Week 7: Frequently Asked Questions
Assessment
Section titled “Assessment”How do I do well in ENT208TC?
Section titled “How do I do well in ENT208TC?”💬 “How to get 100 in ENT?” ▲11
Show your thinking, not just your output. The pattern is the same across every deliverable: say what you did, and say why.
Some deliverables are group work — your team writes one shared Validation Report and one Technical Documentation. The quality of the reasoning in those documents reflects the whole team.
Some deliverables are individual — your Dev Log entry is yours alone. Write what you personally did this week. One paragraph, in your own words. If two people worked on the same task, describe your specific part — not the task itself.
Validation Report: Describe what happened in your sessions. “We moved the button after three users could not find it — in the next session they found it immediately” is stronger than “users found it easy to use.”
Technical Documentation: Explain why you chose each tool. “We chose Supabase because it generates a full API from our database — the frontend can read and write data directly from the browser without any server code” is stronger than “we chose Supabase because it is a modern backend.”
Demo Day: Be ready to explain every decision you made — not just what you built.
My product is not finished. Can I still present at Demo Day?
Section titled “My product is not finished. Can I still present at Demo Day?”💬 “Can I demonstrate partial functionality at Demo Day?” ▲1
Yes. Your validation evidence and Dev Log matter as much as the live demo. A product that is honest about what is missing — with clear reasoning — is a strong presentation.
When one part cannot be demonstrated live:
Some components may not be ready in time. A water pump that is not yet connected. Data from an external system like Learning Mall that you cannot access during the demo. You do not have to skip that part entirely.
Instead, you can simulate the component (this is called a mockup) — show how it would work using stand-in data or an alternative demonstration. The key condition: the rest of the product must still work end-to-end. You are substituting one specific part, not replacing the whole demo with slides.
Examples of acceptable simulation:
- Data you cannot access: Hardcode realistic sample data in your app so the interface works from start to finish — the user can see exactly what would happen with real data.
- Hardware that is not yet connected: Demonstrate the component working in isolation (the motor turns, the sensor gives a reading), then explain live how it fits into the full system.
This requires Pathfinder approval.
What counts as an acceptable substitution depends on your specific product and assessment criteria. Discuss your plan with your Pathfinder before Demo Day. If your Pathfinder is unsure, your group and Pathfinder should approach the Module Leader together.
View the assessment brief on Learning Mall →
Dev Log
Section titled “Dev Log”We shared tasks this week.

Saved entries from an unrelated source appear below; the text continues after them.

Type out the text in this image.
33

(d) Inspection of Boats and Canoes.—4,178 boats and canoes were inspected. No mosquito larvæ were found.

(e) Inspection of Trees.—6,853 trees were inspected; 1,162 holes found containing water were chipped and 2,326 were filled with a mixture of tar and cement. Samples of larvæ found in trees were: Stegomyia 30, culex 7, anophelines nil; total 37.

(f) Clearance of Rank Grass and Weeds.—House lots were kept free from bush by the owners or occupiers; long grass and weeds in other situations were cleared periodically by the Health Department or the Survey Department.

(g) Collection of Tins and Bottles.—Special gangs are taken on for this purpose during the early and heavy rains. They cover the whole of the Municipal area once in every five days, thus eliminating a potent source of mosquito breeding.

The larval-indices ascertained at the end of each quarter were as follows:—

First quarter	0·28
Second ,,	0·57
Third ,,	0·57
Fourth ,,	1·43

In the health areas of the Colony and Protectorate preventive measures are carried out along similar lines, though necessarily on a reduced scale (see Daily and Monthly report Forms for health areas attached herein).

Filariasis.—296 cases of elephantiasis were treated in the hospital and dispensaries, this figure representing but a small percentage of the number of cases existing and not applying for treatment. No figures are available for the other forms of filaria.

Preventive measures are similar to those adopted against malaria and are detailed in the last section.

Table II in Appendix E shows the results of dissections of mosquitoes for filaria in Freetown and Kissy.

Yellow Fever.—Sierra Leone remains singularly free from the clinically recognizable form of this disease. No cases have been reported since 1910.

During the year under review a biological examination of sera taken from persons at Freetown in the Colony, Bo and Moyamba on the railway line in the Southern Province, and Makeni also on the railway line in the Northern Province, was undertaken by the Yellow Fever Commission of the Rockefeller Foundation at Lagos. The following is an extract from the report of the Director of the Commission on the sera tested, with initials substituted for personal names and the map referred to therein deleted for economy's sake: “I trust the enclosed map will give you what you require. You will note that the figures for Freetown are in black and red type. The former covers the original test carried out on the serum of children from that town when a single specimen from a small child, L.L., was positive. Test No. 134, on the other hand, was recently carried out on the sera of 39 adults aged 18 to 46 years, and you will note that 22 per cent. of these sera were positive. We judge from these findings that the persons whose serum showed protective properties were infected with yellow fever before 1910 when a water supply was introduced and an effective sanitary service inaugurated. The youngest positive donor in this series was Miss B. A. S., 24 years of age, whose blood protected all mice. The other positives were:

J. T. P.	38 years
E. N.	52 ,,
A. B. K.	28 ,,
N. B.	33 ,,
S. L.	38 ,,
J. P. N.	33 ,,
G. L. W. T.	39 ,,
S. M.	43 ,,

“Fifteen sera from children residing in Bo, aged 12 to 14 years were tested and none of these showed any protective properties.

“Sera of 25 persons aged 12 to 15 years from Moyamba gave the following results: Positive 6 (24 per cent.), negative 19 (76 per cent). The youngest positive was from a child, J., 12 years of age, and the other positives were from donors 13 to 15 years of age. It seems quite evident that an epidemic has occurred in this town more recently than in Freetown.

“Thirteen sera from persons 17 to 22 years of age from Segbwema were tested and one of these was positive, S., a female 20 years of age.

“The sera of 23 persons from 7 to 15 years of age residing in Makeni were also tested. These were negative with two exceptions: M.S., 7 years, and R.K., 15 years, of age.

How do we each write a Dev Log entry?
Section titled “We shared tasks this week. How do we each write a Dev Log entry?”💬 “Our tasks were shared across roles — how do we write individual Dev Log entries?” ▲2
The Dev Log has two parts. The group summary is written by your group leader — one entry for the whole team. Your individual entry is yours alone.
Write what you personally did — not what the team did. If you ran a session, write about that. If you designed a screen, write about that. If two people worked on the same task, describe your specific part. One paragraph, in your own words.
Kanban and GitHub
Section titled “Kanban and GitHub”Is Kanban graded? Do GitHub commits count?

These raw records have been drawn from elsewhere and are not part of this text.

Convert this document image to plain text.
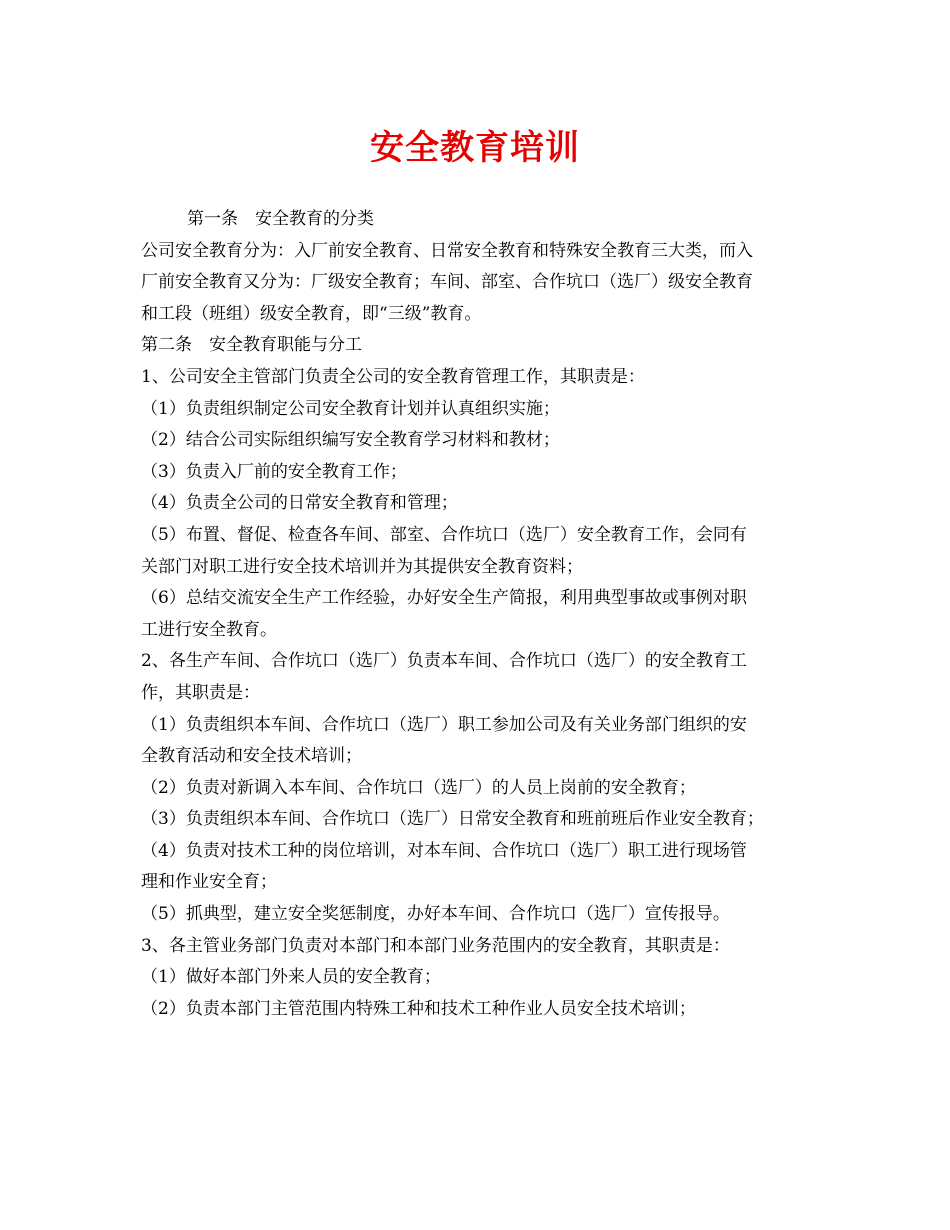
安全教育培训

第一条　安全教育的分类

公司安全教育分为：入厂前安全教育、日常安全教育和特殊安全教育三大类，而入

厂前安全教育又分为：厂级安全教育；车间、部室、合作坑口（选厂）级安全教育

和工段（班组）级安全教育，即“三级”教育。

第二条　安全教育职能与分工

1、公司安全主管部门负责全公司的安全教育管理工作，其职责是：

（1）负责组织制定公司安全教育计划并认真组织实施；

（2）结合公司实际组织编写安全教育学习材料和教材；

（3）负责入厂前的安全教育工作；

（4）负责全公司的日常安全教育和管理；

（5）布置、督促、检查各车间、部室、合作坑口（选厂）安全教育工作，会同有

关部门对职工进行安全技术培训并为其提供安全教育资料；

（6）总结交流安全生产工作经验，办好安全生产简报，利用典型事故或事例对职

工进行安全教育。

2、各生产车间、合作坑口（选厂）负责本车间、合作坑口（选厂）的安全教育工

作，其职责是：

（1）负责组织本车间、合作坑口（选厂）职工参加公司及有关业务部门组织的安

全教育活动和安全技术培训；

（2）负责对新调入本车间、合作坑口（选厂）的人员上岗前的安全教育；

（3）负责组织本车间、合作坑口（选厂）日常安全教育和班前班后作业安全教育；

（4）负责对技术工种的岗位培训，对本车间、合作坑口（选厂）职工进行现场管

理和作业安全育；

（5）抓典型，建立安全奖惩制度，办好本车间、合作坑口（选厂）宣传报导。

3、各主管业务部门负责对本部门和本部门业务范围内的安全教育，其职责是：

（1）做好本部门外来人员的安全教育；

（2）负责本部门主管范围内特殊工种和技术工种作业人员安全技术培训；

Section titled “Is Kanban graded? Do GitHub commits count?”💬 “Is Kanban mandatory? Is GitHub in the final score?” ▲5
Neither is a separate graded item. Your pathfinder checks your Kanban board at Checkpoint 1 (Week 6) and Checkpoint 2 (Week 9) to understand how your team is working. What you put on your board should match what you describe in your Dev Log.
Your Dev Log should show your contribution. A commit link, session note, design file, or document update all count — use whichever fits your role. For developers, commits are the clearest record of what you built.
Design and prototyping
Section titled “Design and prototyping”How does design work count as a task?
Section titled “How does design work count as a task?”💬 “How to get a valid task from one Figma mockup?”
The task is the work that produces a design — not the design itself. Create one Kanban card per screen or user flow. In your Dev Log, describe what you made and why the layout choices match your user story.
A design is enough to run a Stage 2 Concept Testing session — show it to one person outside your team and watch what they do without explaining it. Any tool works: Pixcso, Gemdesign, Figma, or a hand-drawn sketch.